Somewhere west of Gulu, Uganda is a spot on the map called Wipolo. If I have the spot right, it was once called Palamuku, but the name was changed sometime around 1918 to Wi Polo, which translates to in Heaven. The name came from the prayer which the two beati were teaching to their catechumens when they were grabbed by local leaders.
Daudi and Jildo, who were no more than eighteen and fourteen years old respectively, had been sent by the bishop to Palamuku to preach the Gospel. They had also been forbidden by elders from preaching the Gospel. The point (of a spear) was driven home to each of the two boys on October 18, 1918. Although Pope John Paul II recognized their holy sacrifice with beatification on October 20, 2002, I am not convinced that it is right and proper to send children to preach when lives are on the line.
The contemporary, secular parallel could be Malala Yousefzai, the fourteen-year old Pakistani girl shot by the Taliban for attending school. She had been an outspoken advocate of girls' education for a couple of years. She had spread her message on youtube in spite of being threatened and denounced by Islamists in her area.

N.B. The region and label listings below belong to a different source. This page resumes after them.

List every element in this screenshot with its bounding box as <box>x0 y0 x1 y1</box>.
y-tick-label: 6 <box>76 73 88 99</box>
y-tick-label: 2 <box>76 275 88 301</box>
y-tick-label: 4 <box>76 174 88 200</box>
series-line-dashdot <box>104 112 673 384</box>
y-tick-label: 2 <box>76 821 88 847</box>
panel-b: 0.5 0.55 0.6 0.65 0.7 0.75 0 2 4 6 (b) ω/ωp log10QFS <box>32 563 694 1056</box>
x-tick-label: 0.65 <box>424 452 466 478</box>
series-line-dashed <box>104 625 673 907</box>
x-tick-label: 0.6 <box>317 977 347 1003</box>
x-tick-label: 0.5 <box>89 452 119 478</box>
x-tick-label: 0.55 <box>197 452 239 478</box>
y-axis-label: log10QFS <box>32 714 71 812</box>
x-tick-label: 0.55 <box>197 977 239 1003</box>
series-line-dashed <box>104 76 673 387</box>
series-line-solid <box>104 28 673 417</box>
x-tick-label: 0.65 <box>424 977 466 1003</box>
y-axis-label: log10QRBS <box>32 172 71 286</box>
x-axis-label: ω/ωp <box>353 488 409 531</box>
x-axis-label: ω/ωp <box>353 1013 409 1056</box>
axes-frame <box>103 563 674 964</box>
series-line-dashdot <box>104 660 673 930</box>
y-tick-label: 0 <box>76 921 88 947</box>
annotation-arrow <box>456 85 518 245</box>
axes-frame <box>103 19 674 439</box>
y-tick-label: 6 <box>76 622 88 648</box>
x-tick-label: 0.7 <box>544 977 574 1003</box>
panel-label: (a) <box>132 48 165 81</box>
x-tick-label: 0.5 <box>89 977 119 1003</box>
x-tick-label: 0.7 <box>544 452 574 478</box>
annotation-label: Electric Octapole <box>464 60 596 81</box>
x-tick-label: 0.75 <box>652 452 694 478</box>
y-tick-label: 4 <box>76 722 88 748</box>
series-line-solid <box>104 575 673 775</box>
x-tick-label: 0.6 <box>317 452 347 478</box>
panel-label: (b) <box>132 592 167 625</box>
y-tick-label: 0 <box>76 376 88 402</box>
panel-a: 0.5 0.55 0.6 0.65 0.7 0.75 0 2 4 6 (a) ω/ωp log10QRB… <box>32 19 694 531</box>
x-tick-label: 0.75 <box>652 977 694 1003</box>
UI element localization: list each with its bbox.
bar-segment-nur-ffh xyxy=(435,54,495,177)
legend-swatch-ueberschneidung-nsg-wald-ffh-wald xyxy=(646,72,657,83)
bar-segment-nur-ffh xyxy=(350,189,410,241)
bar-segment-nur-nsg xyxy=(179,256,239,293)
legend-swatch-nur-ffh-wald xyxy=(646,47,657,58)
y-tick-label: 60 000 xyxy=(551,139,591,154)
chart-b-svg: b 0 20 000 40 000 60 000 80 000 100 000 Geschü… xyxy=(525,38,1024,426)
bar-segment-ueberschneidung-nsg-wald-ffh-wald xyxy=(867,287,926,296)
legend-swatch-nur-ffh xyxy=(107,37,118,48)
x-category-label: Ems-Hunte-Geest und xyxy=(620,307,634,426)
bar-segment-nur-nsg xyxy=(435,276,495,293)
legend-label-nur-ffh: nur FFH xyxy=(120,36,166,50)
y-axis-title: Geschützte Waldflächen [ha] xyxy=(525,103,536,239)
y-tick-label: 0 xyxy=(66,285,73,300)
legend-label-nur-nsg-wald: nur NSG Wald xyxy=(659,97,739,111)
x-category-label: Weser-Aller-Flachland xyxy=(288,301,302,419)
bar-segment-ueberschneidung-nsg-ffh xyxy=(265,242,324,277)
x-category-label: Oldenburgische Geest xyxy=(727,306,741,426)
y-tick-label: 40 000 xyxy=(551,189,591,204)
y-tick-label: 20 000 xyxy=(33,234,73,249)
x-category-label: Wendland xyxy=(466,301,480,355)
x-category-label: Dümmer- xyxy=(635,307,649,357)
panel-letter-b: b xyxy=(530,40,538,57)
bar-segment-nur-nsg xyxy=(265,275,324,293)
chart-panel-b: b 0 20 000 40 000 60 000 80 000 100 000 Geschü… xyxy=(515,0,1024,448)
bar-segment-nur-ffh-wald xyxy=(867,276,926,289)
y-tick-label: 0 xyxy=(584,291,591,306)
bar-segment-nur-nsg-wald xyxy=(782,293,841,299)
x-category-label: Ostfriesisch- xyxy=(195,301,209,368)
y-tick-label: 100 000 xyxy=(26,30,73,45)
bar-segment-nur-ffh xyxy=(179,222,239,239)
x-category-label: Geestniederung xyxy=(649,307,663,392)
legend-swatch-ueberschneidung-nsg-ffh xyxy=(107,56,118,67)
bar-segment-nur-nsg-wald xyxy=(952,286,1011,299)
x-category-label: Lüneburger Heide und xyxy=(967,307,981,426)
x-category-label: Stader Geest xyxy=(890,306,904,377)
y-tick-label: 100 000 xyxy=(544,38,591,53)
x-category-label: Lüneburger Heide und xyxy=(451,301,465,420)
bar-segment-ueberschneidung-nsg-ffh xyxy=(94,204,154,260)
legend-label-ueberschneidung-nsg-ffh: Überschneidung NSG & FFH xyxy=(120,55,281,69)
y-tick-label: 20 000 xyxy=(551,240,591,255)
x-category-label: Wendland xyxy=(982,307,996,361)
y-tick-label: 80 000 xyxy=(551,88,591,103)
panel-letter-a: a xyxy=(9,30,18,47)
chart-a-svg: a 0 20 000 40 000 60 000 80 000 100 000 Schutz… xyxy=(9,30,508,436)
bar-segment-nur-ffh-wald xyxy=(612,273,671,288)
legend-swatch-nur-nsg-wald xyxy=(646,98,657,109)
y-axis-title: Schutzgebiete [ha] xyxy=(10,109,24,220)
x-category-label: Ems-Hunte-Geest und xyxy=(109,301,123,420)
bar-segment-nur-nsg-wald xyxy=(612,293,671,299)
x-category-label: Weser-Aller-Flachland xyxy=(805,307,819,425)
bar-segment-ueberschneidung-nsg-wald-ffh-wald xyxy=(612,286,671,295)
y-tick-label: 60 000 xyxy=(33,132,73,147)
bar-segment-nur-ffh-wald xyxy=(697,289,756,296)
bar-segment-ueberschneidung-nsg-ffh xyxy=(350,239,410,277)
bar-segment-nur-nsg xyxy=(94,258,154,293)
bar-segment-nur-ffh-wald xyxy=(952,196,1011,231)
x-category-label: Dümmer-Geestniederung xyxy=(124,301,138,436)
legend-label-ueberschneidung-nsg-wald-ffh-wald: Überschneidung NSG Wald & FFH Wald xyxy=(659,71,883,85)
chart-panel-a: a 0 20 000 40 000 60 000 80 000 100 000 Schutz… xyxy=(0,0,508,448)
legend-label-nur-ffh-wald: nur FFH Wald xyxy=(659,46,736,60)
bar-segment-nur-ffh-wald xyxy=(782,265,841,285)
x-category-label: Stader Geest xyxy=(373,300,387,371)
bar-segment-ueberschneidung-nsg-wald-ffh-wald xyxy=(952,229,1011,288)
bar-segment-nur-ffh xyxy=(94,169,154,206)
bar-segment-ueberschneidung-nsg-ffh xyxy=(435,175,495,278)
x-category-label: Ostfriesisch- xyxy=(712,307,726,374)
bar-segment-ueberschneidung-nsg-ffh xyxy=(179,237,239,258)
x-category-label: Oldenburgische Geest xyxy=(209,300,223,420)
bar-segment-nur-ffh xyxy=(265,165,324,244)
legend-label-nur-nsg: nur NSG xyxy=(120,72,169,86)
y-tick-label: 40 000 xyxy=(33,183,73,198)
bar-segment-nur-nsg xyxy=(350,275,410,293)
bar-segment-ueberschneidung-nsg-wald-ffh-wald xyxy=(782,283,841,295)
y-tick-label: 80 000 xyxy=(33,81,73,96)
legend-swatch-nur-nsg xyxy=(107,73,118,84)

Her dad supported her continued attendance. While I do not find this a perfect parallel, I do accept that each child fully believed that self-interest and self-improvement was at the heart of their actions. The boys believed that pleasing God by spreading his good news of would ensure eternal salvation. The girl believed that education was essential to economic and intellectual independence. Adults encouraged all three children; other adults brutalized all three children.
Enough with the kids. It is bad enough that we are killing each other, but let's not target the little ones anymore, okay?